Im systemischen Coaching wird die (vermeintliche) Lösung für ein Problem nicht vorgegeben oder vorgeschlagen (das wäre Beratung und ist dann sinnvoll, wenn es um objektives Wissen geht). Vielmehr gehen wir davon aus, dass der Klient die Ressourcen für seine Antworten in sich trägt. Verändert der Klient sein Verhalten, wird sich auch in seinem Umfeld (System) etwas ändern.

Humanistisch ist unser Umgang mit Teilnehmern und Klienten: Der Mensch steht bei uns im Mittelpunkt.

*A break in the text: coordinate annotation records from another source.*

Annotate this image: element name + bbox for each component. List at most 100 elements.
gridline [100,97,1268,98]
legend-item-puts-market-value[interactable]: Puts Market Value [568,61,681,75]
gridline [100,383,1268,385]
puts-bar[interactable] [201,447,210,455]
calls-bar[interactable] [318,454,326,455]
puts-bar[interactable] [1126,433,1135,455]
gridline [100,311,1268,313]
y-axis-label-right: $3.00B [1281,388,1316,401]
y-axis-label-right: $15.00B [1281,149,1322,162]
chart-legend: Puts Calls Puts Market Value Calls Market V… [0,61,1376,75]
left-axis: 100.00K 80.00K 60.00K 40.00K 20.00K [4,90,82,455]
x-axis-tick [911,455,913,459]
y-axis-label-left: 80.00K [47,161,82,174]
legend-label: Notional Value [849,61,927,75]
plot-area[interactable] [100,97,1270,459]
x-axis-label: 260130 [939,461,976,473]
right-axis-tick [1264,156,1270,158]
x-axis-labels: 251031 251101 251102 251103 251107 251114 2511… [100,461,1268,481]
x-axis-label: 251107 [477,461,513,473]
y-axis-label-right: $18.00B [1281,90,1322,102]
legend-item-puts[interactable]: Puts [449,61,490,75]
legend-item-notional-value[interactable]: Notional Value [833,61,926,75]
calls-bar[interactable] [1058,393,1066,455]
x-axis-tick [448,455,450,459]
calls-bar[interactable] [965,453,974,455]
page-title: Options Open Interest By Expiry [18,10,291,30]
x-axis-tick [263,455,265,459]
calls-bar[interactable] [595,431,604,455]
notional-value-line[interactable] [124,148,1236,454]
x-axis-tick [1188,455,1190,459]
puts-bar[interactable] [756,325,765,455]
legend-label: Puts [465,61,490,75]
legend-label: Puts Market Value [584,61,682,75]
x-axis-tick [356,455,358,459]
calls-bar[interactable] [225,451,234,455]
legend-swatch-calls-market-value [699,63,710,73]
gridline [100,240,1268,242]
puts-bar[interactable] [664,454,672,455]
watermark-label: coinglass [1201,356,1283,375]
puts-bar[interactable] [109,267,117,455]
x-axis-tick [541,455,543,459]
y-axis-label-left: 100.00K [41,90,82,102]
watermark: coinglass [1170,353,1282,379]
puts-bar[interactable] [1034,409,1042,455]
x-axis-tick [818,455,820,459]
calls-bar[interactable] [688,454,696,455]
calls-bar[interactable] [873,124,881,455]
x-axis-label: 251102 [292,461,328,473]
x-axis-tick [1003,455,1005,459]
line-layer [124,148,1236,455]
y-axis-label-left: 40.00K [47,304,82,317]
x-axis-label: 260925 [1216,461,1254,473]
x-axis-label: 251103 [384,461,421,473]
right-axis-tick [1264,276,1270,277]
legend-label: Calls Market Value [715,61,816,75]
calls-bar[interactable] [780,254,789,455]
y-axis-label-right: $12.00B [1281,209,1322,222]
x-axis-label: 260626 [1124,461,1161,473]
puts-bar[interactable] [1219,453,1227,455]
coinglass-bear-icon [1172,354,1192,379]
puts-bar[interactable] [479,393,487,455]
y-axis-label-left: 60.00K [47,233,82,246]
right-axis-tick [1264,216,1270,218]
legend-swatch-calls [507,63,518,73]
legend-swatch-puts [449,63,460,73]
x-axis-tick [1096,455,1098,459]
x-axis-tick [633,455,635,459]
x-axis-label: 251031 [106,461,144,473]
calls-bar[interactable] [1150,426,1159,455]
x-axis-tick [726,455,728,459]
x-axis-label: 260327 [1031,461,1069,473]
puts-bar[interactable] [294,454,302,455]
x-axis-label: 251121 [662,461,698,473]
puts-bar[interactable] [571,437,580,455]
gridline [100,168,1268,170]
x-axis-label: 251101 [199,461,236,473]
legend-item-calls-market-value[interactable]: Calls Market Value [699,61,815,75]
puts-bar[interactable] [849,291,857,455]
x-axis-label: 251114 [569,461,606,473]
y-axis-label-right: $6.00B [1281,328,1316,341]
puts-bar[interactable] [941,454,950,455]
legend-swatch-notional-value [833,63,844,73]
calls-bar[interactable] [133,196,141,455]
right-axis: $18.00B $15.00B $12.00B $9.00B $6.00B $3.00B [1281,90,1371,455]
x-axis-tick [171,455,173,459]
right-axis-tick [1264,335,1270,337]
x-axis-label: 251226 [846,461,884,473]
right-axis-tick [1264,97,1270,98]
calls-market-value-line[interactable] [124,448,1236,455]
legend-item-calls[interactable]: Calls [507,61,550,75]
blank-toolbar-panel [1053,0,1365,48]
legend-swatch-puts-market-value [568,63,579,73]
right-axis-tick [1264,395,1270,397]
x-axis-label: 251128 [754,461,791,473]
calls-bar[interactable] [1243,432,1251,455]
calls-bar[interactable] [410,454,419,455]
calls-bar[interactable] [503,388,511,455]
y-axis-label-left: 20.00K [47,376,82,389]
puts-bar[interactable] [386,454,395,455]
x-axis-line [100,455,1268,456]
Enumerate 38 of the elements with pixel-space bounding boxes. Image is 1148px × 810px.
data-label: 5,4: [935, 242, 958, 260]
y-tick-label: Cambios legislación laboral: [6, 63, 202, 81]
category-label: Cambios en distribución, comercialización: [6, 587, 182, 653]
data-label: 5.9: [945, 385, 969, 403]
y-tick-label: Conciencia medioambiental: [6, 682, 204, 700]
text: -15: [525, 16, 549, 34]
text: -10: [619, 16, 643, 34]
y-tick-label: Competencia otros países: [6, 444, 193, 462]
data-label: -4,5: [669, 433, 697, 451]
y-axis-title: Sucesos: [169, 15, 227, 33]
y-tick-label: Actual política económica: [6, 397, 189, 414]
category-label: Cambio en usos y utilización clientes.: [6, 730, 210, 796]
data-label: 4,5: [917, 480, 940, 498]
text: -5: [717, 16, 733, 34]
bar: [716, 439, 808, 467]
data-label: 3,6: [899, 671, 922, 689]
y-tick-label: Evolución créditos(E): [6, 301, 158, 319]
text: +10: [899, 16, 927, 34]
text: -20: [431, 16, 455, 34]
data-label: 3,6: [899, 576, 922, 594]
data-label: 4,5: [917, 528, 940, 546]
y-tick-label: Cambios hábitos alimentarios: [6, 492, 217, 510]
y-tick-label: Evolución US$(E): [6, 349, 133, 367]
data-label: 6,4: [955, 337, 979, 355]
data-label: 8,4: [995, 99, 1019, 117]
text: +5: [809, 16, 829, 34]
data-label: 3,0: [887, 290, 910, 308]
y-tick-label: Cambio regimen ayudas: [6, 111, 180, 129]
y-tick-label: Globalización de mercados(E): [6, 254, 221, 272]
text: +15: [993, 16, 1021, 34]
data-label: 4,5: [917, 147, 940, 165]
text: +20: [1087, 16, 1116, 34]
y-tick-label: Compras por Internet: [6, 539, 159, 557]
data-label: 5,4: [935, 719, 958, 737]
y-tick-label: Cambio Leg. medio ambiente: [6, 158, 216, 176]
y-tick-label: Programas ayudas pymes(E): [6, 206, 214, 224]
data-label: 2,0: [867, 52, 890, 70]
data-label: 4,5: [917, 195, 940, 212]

Konstruktivistisch bedeutet, dass wir davon ausgehen, dass prinzipiell jeder Mensch seine eigene Realität hat und ein Coach dies respektieren sollte. Durch geeignete Fragestellungen und Methoden erreichen wir Perspektiverweiterungen, durch die der Klient sein eigenes Ziel finden kann.

Wir gehen davon aus, dass sich der Klient in verschiedenen mehr oder weniger komplexen Systemen befindet, die grundsätzlich offen sind und sich gegenseitig beeinflussen können (analog der Ökologie). Man kann sich als Coach auf ein Teilsystem beschränken (z.B. das aktuelle berufliche Umfeld) oder wenn nötig, die Betrachtung auf andere Bereiche ausweiten (z.B. das Privatleben), um zusätzliche Ressourcen für die Lösungsfindung zu erschließen. Zusätzlich kann ein System auch auf verschiedenen Ebenen erschlossen werden (z.B. Veränderung im Laufe der Zeit).